One of the great additions to the Conference this year was a special group organized by Endy Zemenides of all the younger participants. We were taken to Capitol Hill and given a tour and we were able to meet with younger members of Congress, like Congressman Zack Space and Congressman John Sarbanes. As we spoke to our Congressmen, as well as Mr. Zemenides, they explained to us the manner in which we should approach our members of Congress and how to go about requesting their assistance on issues that are of importance to us. This is essential for future participation of new, young members in PSEKA. By informing and involving young graduates in the inner workings of the political system they can be more confident in actively participating in lobbying for Greek issues. I observed this as the first step in training new members to make our membership larger and voices stronger, and eventually we will be the ones who will be informed and experienced enough to be leaders in this struggle.
Another positive moment in the Conference that engages the youth was the honoring of young and accomplished political leaders, New York State Assemblyman Michael Gianaris and Illinois State Treasurer, Alexi Giannoulias. To see the efforts and achievements of a younger civil servant being acknowledged and honored displays an appreciation of the hard work and determination carried out by an individual regardless of age. This compels and inspires the youth to actively carry out their civic duties and recognize that their efforts are not to be neglected and that they are not too young to achieve great things.
There are some points of the Conference however that have not changed from last year to this year that are negatively effecting the youth involvement. One of the main weak points is the long speeches and formalities that take place. These can not only become arduous, but it disillusions the youth into believing that the relationship between us and our Congressmen and Senators consist of niceties and not anything of real substance. If a young person cannot see concrete results, it discourages them from wanting to undertake the obstacle in the first place.

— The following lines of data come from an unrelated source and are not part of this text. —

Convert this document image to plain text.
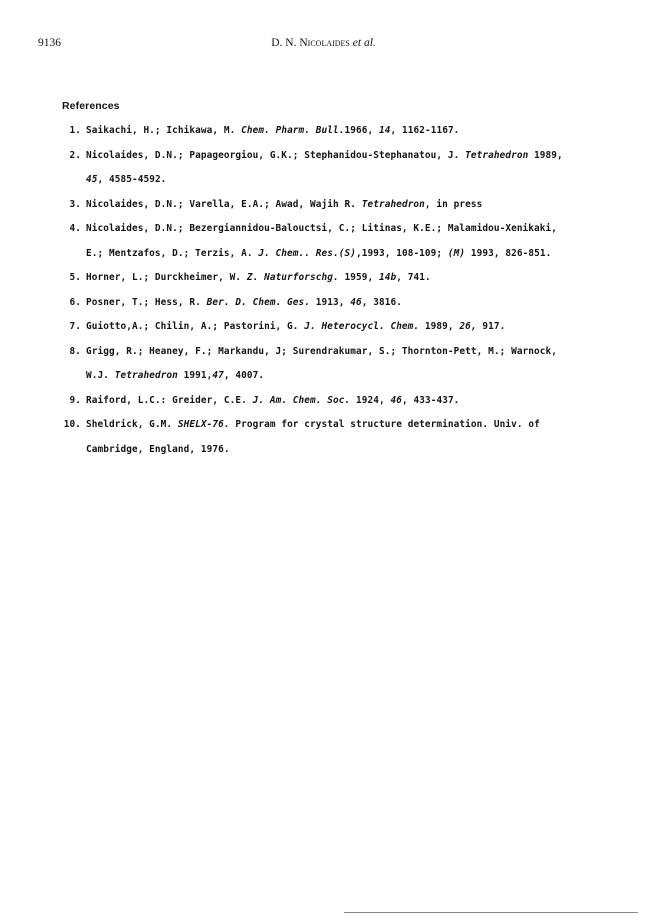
9136	D. N. Nicolaides et al.
References
1. Saikachi, H.; Ichikawa, M. Chem. Pharm. Bull.1966, 14, 1162-1167.
2. Nicolaides, D.N.; Papageorgiou, G.K.; Stephanidou-Stephanatou, J. Tetrahedron 1989,
45, 4585-4592.
3. Nicolaides, D.N.; Varella, E.A.; Awad, Wajih R. Tetrahedron, in press
4. Nicolaides, D.N.; Bezergiannidou-Balouctsi, C.; Litinas, K.E.; Malamidou-Xenikaki,
E.; Mentzafos, D.; Terzis, A. J. Chem.. Res.(S),1993, 108-109; (M) 1993, 826-851.
5. Horner, L.; Durckheimer, W. Z. Naturforschg. 1959, 14b, 741.
6. Posner, T.; Hess, R. Ber. D. Chem. Ges. 1913, 46, 3816.
7. Guiotto,A.; Chilin, A.; Pastorini, G. J. Heterocycl. Chem. 1989, 26, 917.
8. Grigg, R.; Heaney, F.; Markandu, J; Surendrakumar, S.; Thornton-Pett, M.; Warnock,
W.J. Tetrahedron 1991,47, 4007.
9. Raiford, L.C.: Greider, C.E. J. Am. Chem. Soc. 1924, 46, 433-437.
10. Sheldrick, G.M. SHELX-76. Program for crystal structure determination. Univ. of
Cambridge, England, 1976.
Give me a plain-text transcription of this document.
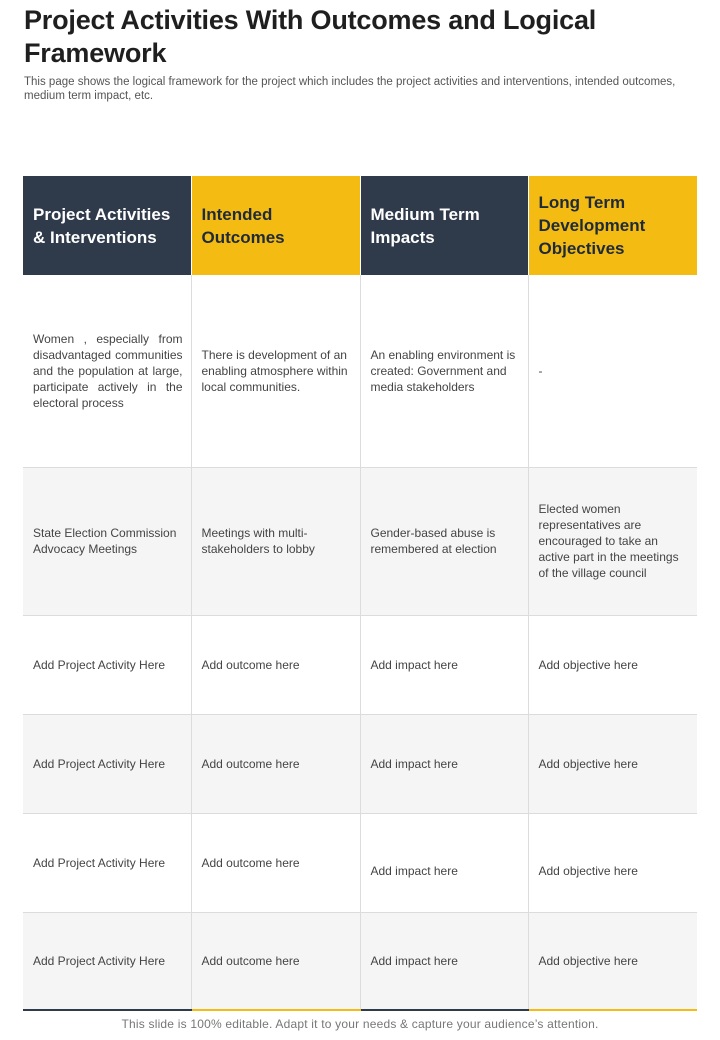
Project Activities With Outcomes and Logical Framework

This page shows the logical framework for the project which includes the project activities and interventions, intended outcomes, medium term impact, etc.

Project Activities & Interventions	Intended Outcomes	Medium Term Impacts	Long Term Development Objectives
Women , especially from disadvantaged communities and the population at large, participate actively in the electoral process	There is development of an enabling atmosphere within local communities.	An enabling environment is created: Government and media stakeholders	-
State Election Commission Advocacy Meetings	Meetings with multi-stakeholders to lobby	Gender-based abuse is remembered at election	Elected women representatives are encouraged to take an active part in the meetings of the village council
Add Project Activity Here	Add outcome here	Add impact here	Add objective here
Add Project Activity Here	Add outcome here	Add impact here	Add objective here
Add Project Activity Here	Add outcome here	Add impact here	Add objective here
Add Project Activity Here	Add outcome here	Add impact here	Add objective here
This slide is 100% editable. Adapt it to your needs & capture your audience’s attention.
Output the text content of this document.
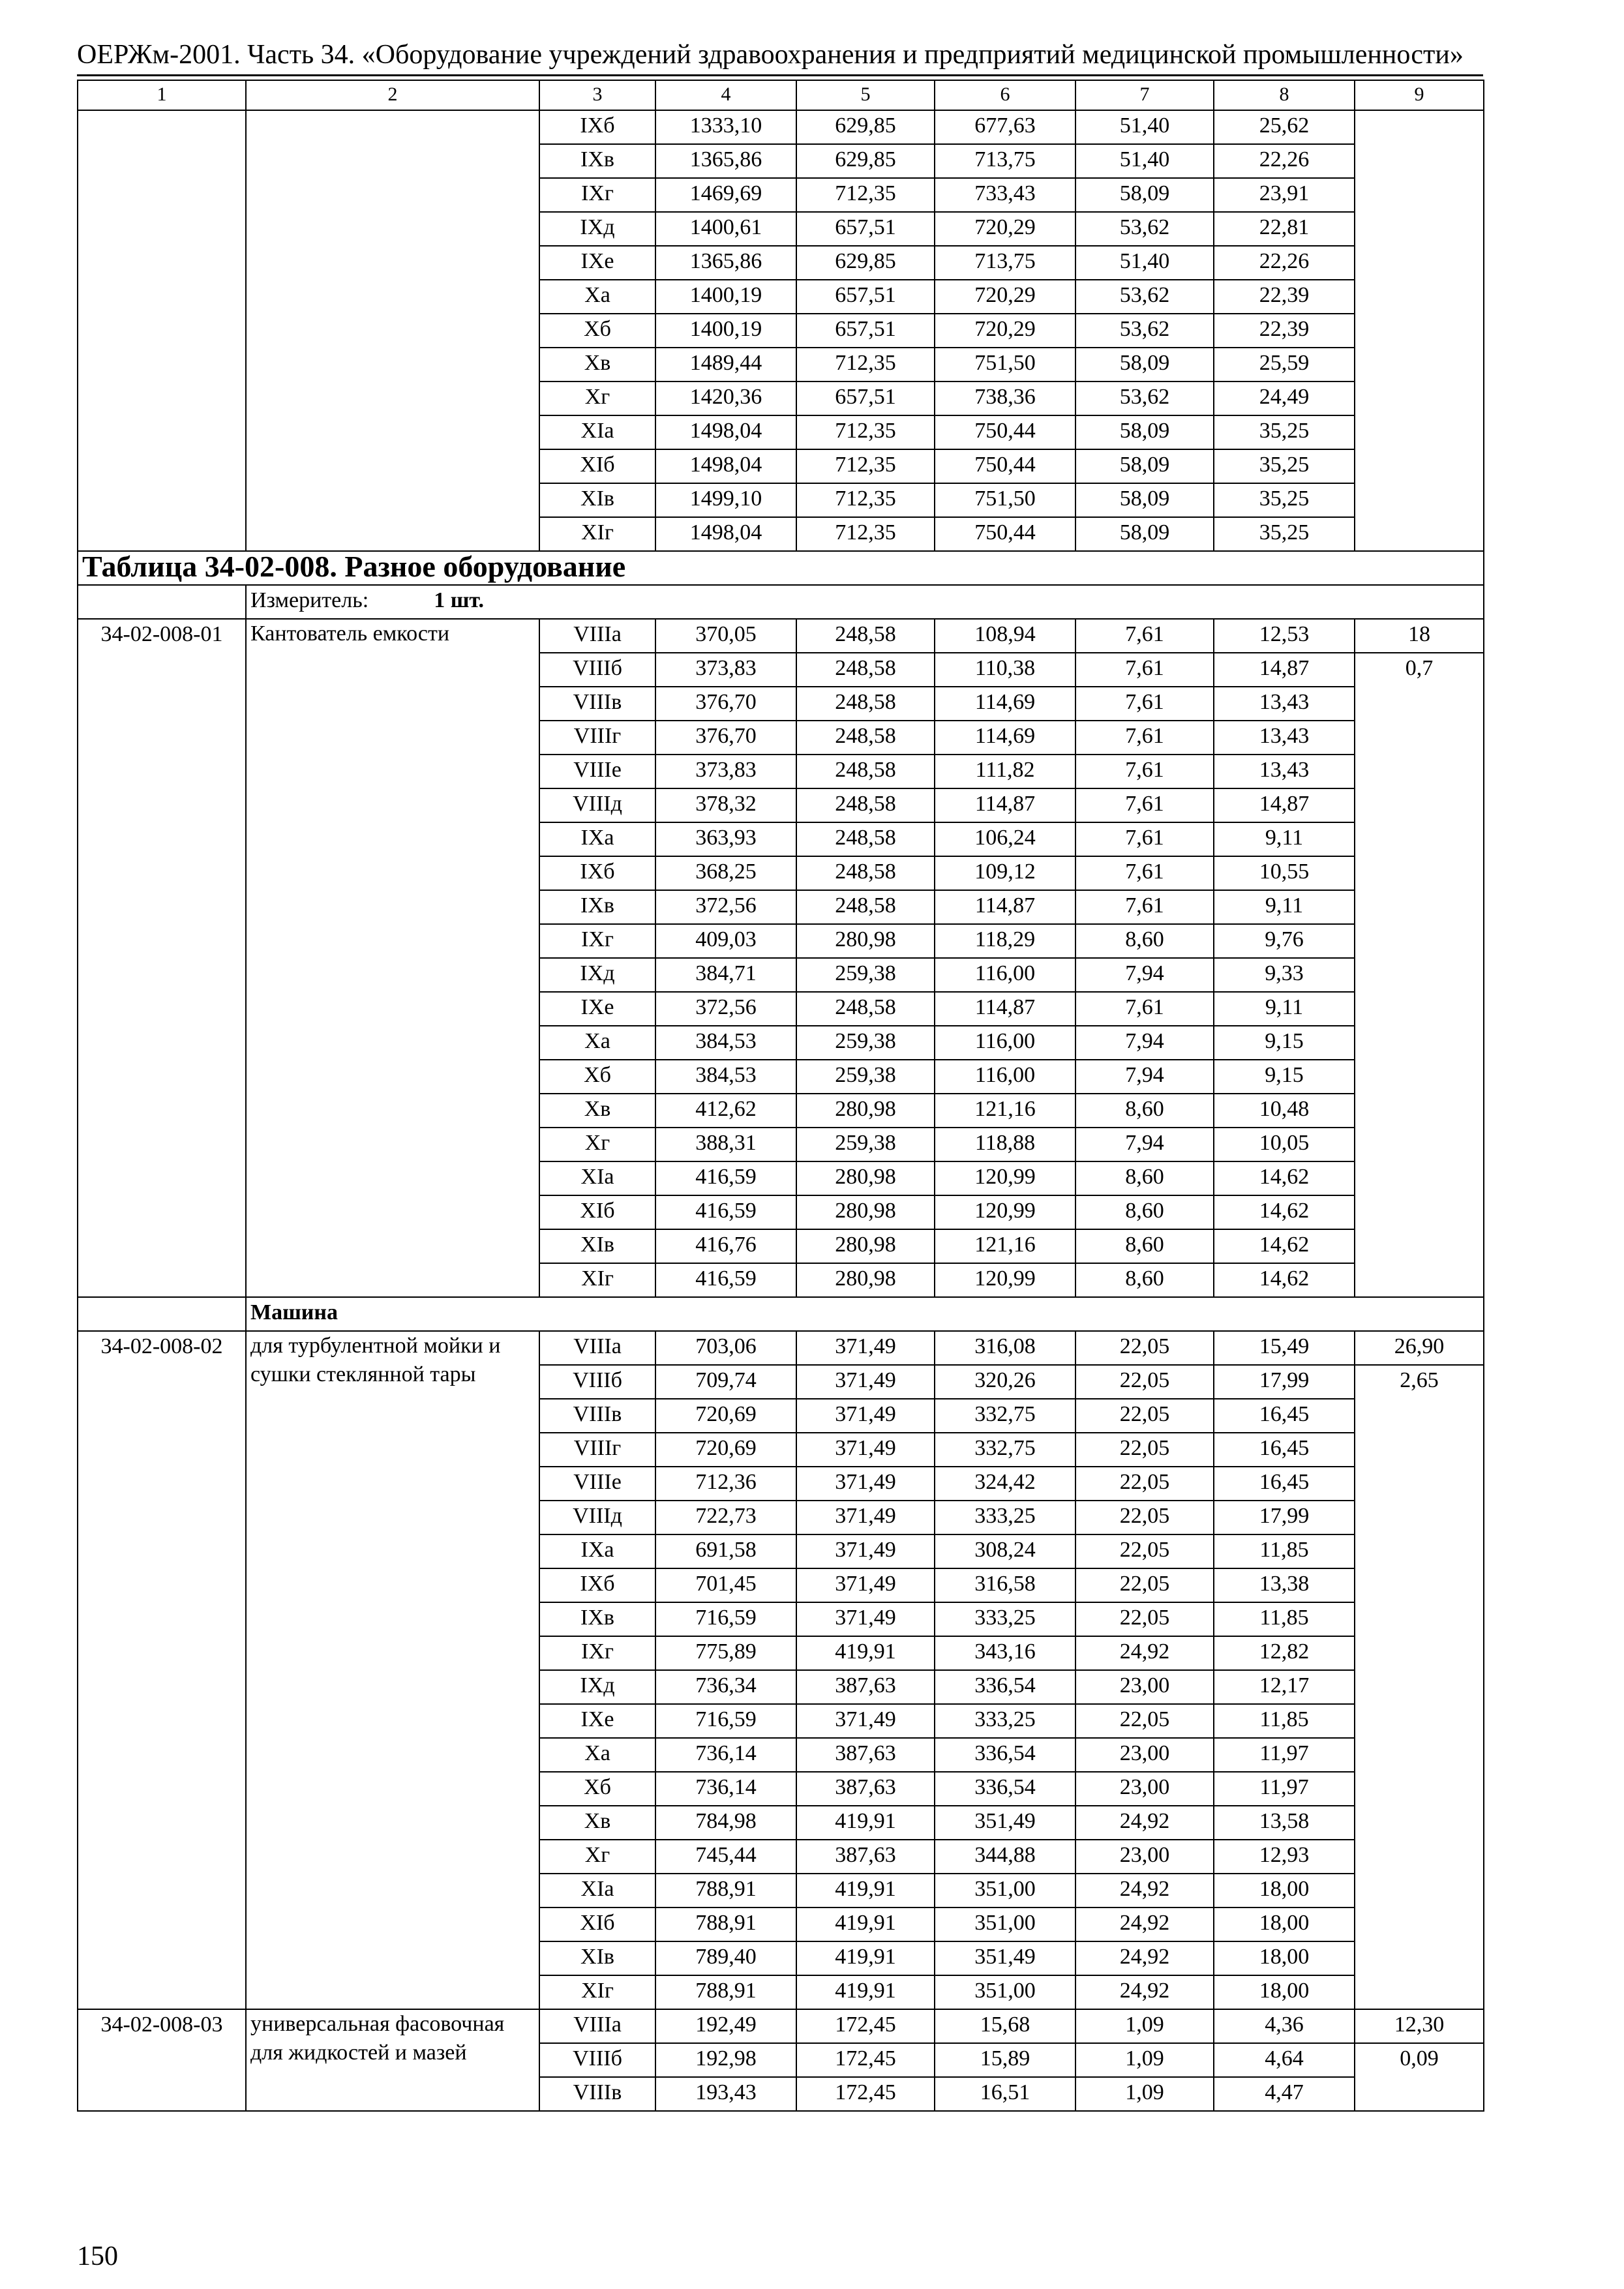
ОЕРЖм-2001. Часть 34. «Оборудование учреждений здравоохранения и предприятий медицинской промышленности»
1	2	3	4	5	6	7	8	9
		IXб	1333,10	629,85	677,63	51,40	25,62	
		IXв	1365,86	629,85	713,75	51,40	22,26	
		IXг	1469,69	712,35	733,43	58,09	23,91	
		IXд	1400,61	657,51	720,29	53,62	22,81	
		IXе	1365,86	629,85	713,75	51,40	22,26	
		Xа	1400,19	657,51	720,29	53,62	22,39	
		Xб	1400,19	657,51	720,29	53,62	22,39	
		Xв	1489,44	712,35	751,50	58,09	25,59	
		Xг	1420,36	657,51	738,36	53,62	24,49	
		XIа	1498,04	712,35	750,44	58,09	35,25	
		XIб	1498,04	712,35	750,44	58,09	35,25	
		XIв	1499,10	712,35	751,50	58,09	35,25	
		XIг	1498,04	712,35	750,44	58,09	35,25	
Таблица 34-02-008. Разное оборудование								
	Измеритель: 1 шт.							
34-02-008-01	Кантователь емкости	VIIIа	370,05	248,58	108,94	7,61	12,53	18
		VIIIб	373,83	248,58	110,38	7,61	14,87	0,7
		VIIIв	376,70	248,58	114,69	7,61	13,43	
		VIIIг	376,70	248,58	114,69	7,61	13,43	
		VIIIе	373,83	248,58	111,82	7,61	13,43	
		VIIIд	378,32	248,58	114,87	7,61	14,87	
		IXа	363,93	248,58	106,24	7,61	9,11	
		IXб	368,25	248,58	109,12	7,61	10,55	
		IXв	372,56	248,58	114,87	7,61	9,11	
		IXг	409,03	280,98	118,29	8,60	9,76	
		IXд	384,71	259,38	116,00	7,94	9,33	
		IXе	372,56	248,58	114,87	7,61	9,11	
		Xа	384,53	259,38	116,00	7,94	9,15	
		Xб	384,53	259,38	116,00	7,94	9,15	
		Xв	412,62	280,98	121,16	8,60	10,48	
		Xг	388,31	259,38	118,88	7,94	10,05	
		XIа	416,59	280,98	120,99	8,60	14,62	
		XIб	416,59	280,98	120,99	8,60	14,62	
		XIв	416,76	280,98	121,16	8,60	14,62	
		XIг	416,59	280,98	120,99	8,60	14,62	
	Машина							
34-02-008-02	для турбулентной мойки и сушки стеклянной тары	VIIIа	703,06	371,49	316,08	22,05	15,49	26,90
		VIIIб	709,74	371,49	320,26	22,05	17,99	2,65
		VIIIв	720,69	371,49	332,75	22,05	16,45	
		VIIIг	720,69	371,49	332,75	22,05	16,45	
		VIIIе	712,36	371,49	324,42	22,05	16,45	
		VIIIд	722,73	371,49	333,25	22,05	17,99	
		IXа	691,58	371,49	308,24	22,05	11,85	
		IXб	701,45	371,49	316,58	22,05	13,38	
		IXв	716,59	371,49	333,25	22,05	11,85	
		IXг	775,89	419,91	343,16	24,92	12,82	
		IXд	736,34	387,63	336,54	23,00	12,17	
		IXе	716,59	371,49	333,25	22,05	11,85	
		Xа	736,14	387,63	336,54	23,00	11,97	
		Xб	736,14	387,63	336,54	23,00	11,97	
		Xв	784,98	419,91	351,49	24,92	13,58	
		Xг	745,44	387,63	344,88	23,00	12,93	
		XIа	788,91	419,91	351,00	24,92	18,00	
		XIб	788,91	419,91	351,00	24,92	18,00	
		XIв	789,40	419,91	351,49	24,92	18,00	
		XIг	788,91	419,91	351,00	24,92	18,00	
34-02-008-03	универсальная фасовочная для жидкостей и мазей	VIIIа	192,49	172,45	15,68	1,09	4,36	12,30
		VIIIб	192,98	172,45	15,89	1,09	4,64	0,09
		VIIIв	193,43	172,45	16,51	1,09	4,47	
150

On the second day of the Conference, Mr. Andy Athens – President Emeritus of SAE and chairman of UHAC – and I had a brief exchange where he expressed his enthusiasm for seeing so many young people this year and that we are the ones who have to continue fighting hard for what we believe in because we cannot let our causes just disappear. The fervor and devotion that this man possesses, arguably one of the eldest from the entire PSEKA convention, represents the attitude that should exist in inter-generational interactions. His passion and loyalty to the cause is transferred to us through inspiring us. The torches must be gradually passed in order to keep the flames of our cause burning.